Any future data will come through the web front end or API calls to the back end, and we'll eventually (after testing) shut down the old client-server database.

We're about to go live for testing with the new database, and I'm worried about data integrity with the imported data. We ended up with a bunch of duplicate data (about 18%, see SO question about this here) which I've cleared up (or at least come up with a repeatable method to do so). I've also tested that each of the row ID's that are primary keys actually have data associated with their foreign key children (and their's have the same PK-FK row data association down to the lowest child table, hopefully that made sense). However, I've only tested that the rows contain data, not that they contain the right data.

My thought is to choose random log files from the old XML database, and make sure that its data is where it should be in the new MySQL version. Ideally I'd be able to automate this, but it's complex to break down the old logs into their constituent parts to insert into the database, but maybe not so much to simply search for the data contained in them.

I'm relatively stupid when it comes to DBA stuff, and I realize what I'm asking is kind of vague, but what I'm looking for is what would a DBA want to know to make sure they were working with reliable data? If this can be figured out and tested for (my forte), I'm going to feel a lot better about the data. The entire company will be relying on this data once it goes live, I need to get this right.

Best Answer

This answer may not be what I was originally looking for, but it's a sequence of events I went through to insure only unique data was inserted into the database vs. trying to purge it after the fact (and never being certain). As I indicated in my comment above, I investigated using INSERT IGNORE INTO to prevent duplicate data. To do so, I created a composite unique key that used a primary key from another table, the time stamp, and user name. If those were not unique, don't insert the data. That looked like this, the unique key is the last statement shown:

CREATE  TABLE IF NOT EXISTS `uniqueTest`.`events` (
  `Event_ID` INT(11) NOT NULL AUTO_INCREMENT ,
  `PCBID` INT(11) NOT NULL ,
  `EventType_ID` INT(11) NOT NULL ,
  `DateTime` DATETIME NOT NULL ,
  `User` VARCHAR(45) NOT NULL ,
  PRIMARY KEY (`Event_ID`) ,
  UNIQUE KEY `PDU_Index` (`PCBID`, `DateTime`, `User`),...
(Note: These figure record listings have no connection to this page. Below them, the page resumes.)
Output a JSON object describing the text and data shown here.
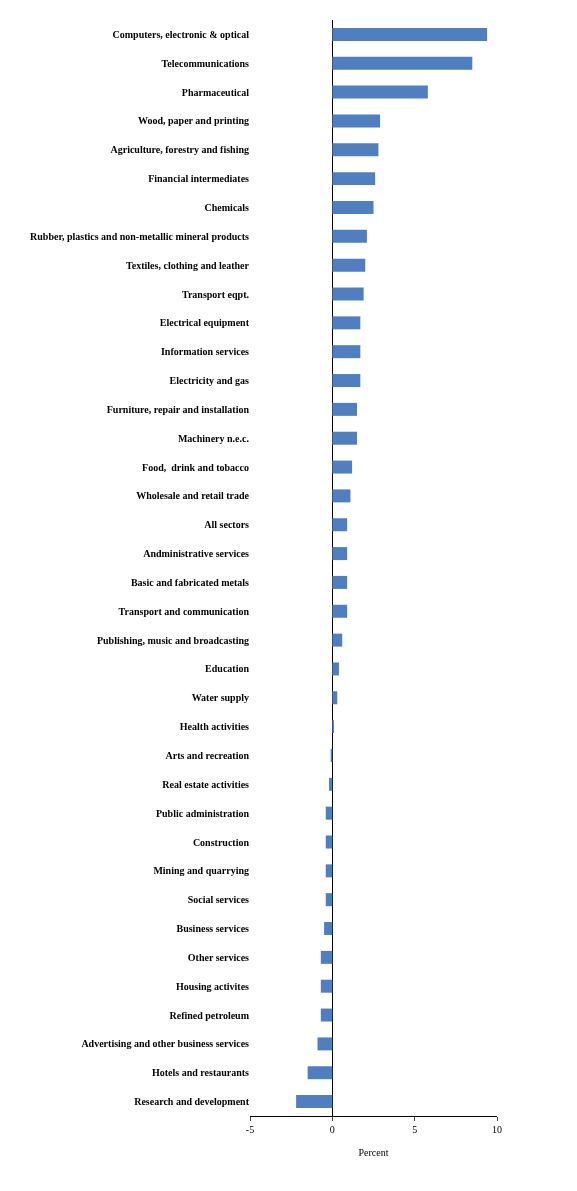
{
  "chart_data": {
    "type": "bar",
    "orientation": "horizontal",
    "xlabel": "Percent",
    "categories": [
      "Computers, electronic & optical",
      "Telecommunications",
      "Pharmaceutical",
      "Wood, paper and printing",
      "Agriculture, forestry and fishing",
      "Financial intermediates",
      "Chemicals",
      "Rubber, plastics and non-metallic mineral products",
      "Textiles, clothing and leather",
      "Transport eqpt.",
      "Electrical equipment",
      "Information services",
      "Electricity and gas",
      "Furniture, repair and installation",
      "Machinery n.e.c.",
      "Food,  drink and tobacco",
      "Wholesale and retail trade",
      "All sectors",
      "Andministrative services",
      "Basic and fabricated metals",
      "Transport and communication",
      "Publishing, music and broadcasting",
      "Education",
      "Water supply",
      "Health activities",
      "Arts and recreation",
      "Real estate activities",
      "Public administration",
      "Construction",
      "Mining and quarrying",
      "Social services",
      "Business services",
      "Other services",
      "Housing activites",
      "Refined petroleum",
      "Advertising and other business services",
      "Hotels and restaurants",
      "Research and development"
    ],
    "values": [
      9.4,
      8.5,
      5.8,
      2.9,
      2.8,
      2.6,
      2.5,
      2.1,
      2.0,
      1.9,
      1.7,
      1.7,
      1.7,
      1.5,
      1.5,
      1.2,
      1.1,
      0.9,
      0.9,
      0.9,
      0.9,
      0.6,
      0.4,
      0.3,
      0.1,
      -0.1,
      -0.2,
      -0.4,
      -0.4,
      -0.4,
      -0.4,
      -0.5,
      -0.7,
      -0.7,
      -0.7,
      -0.9,
      -1.5,
      -2.2
    ],
    "color": "#4f7fc0",
    "xlim": [
      -5,
      10
    ],
    "xticks": [
      -5,
      0,
      5,
      10
    ]
  }
}
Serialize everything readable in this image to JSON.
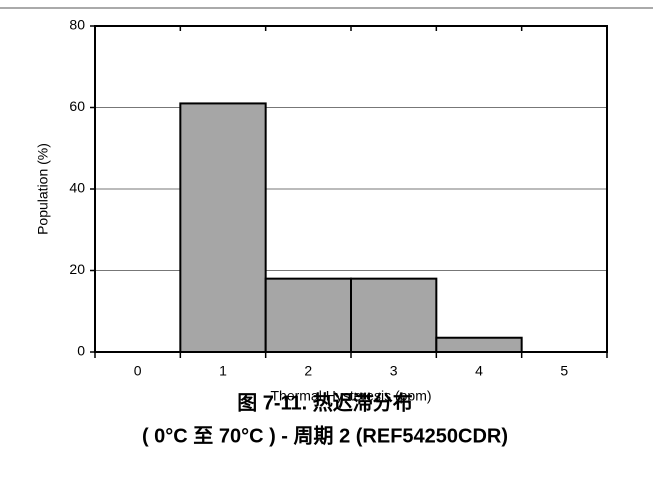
{
  "chart_data": {
    "type": "bar",
    "title": "图 7-11. 热迟滞分布",
    "subtitle": "( 0°C 至 70°C ) - 周期 2 (REF54250CDR)",
    "x_label": "Thermal Hysteresis (ppm)",
    "y_label": "Population (%)",
    "categories": [
      "0",
      "1",
      "2",
      "3",
      "4",
      "5"
    ],
    "values": [
      0,
      61,
      18,
      18,
      3.5,
      0
    ],
    "color": "#a6a6a6",
    "ylim": [
      0,
      80
    ],
    "yticks": [
      0,
      20,
      40,
      60,
      80
    ],
    "grid": true
  }
}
And then used string.Format to build the insert string like this:

INSERT IGNORE INTO EVENTS (PCBID, EVENTTYPE_ID, DATETIME, USER) 
VALUES (@eventPCBID, @EVENTTYPE_ID, '{2}', @user);

Along with this I came up with (with lots of SO help), methods to further ignore any child inserts by setting the LAST_INSERT_ID (set to variable @INSERT_ID) of the follow on statements to null. If it were null, simply don't do the insert. You can read about that here. Here's an example of how I used variables to determine the value to use for LAST_INSERT_ID:

SET @EVENT_ID = IF(ROW_COUNT() > 0, LAST_INSERT_ID(), null);

I soon realized that I had to do more work because I frequently had child data where I was using multiple VALUES statements, and needed to be able to insert that data if the ID wasn't null, or ignore it as before. This was done with UNION ALL, and you can read about it here.

The last thing that became a problem was that I'd frequently have NULL data, and MySQL didn't like having that in the sub-selects, so it became necessary to alias all the values something like this (keep in mind all these statements were being generated in a LinqPAD set of C# statements):

measurementInsertString += String.Format("SELECT @TestSteps_TestSteps_ID AS e, {0} AS MeasurementName, NULL AS MeasuredValue, NULL AS Min, NULL AS Max, {1} AS MeasuredString, {2} AS ExpectedString UNION ALL\n",
                                    stringMeasurements.First().measurementName,
                                    stringMeasurements.First().measuredString,
                                    stringMeasurements.First().expectedString);

Hopefully this will help someone else who's going down a similar path.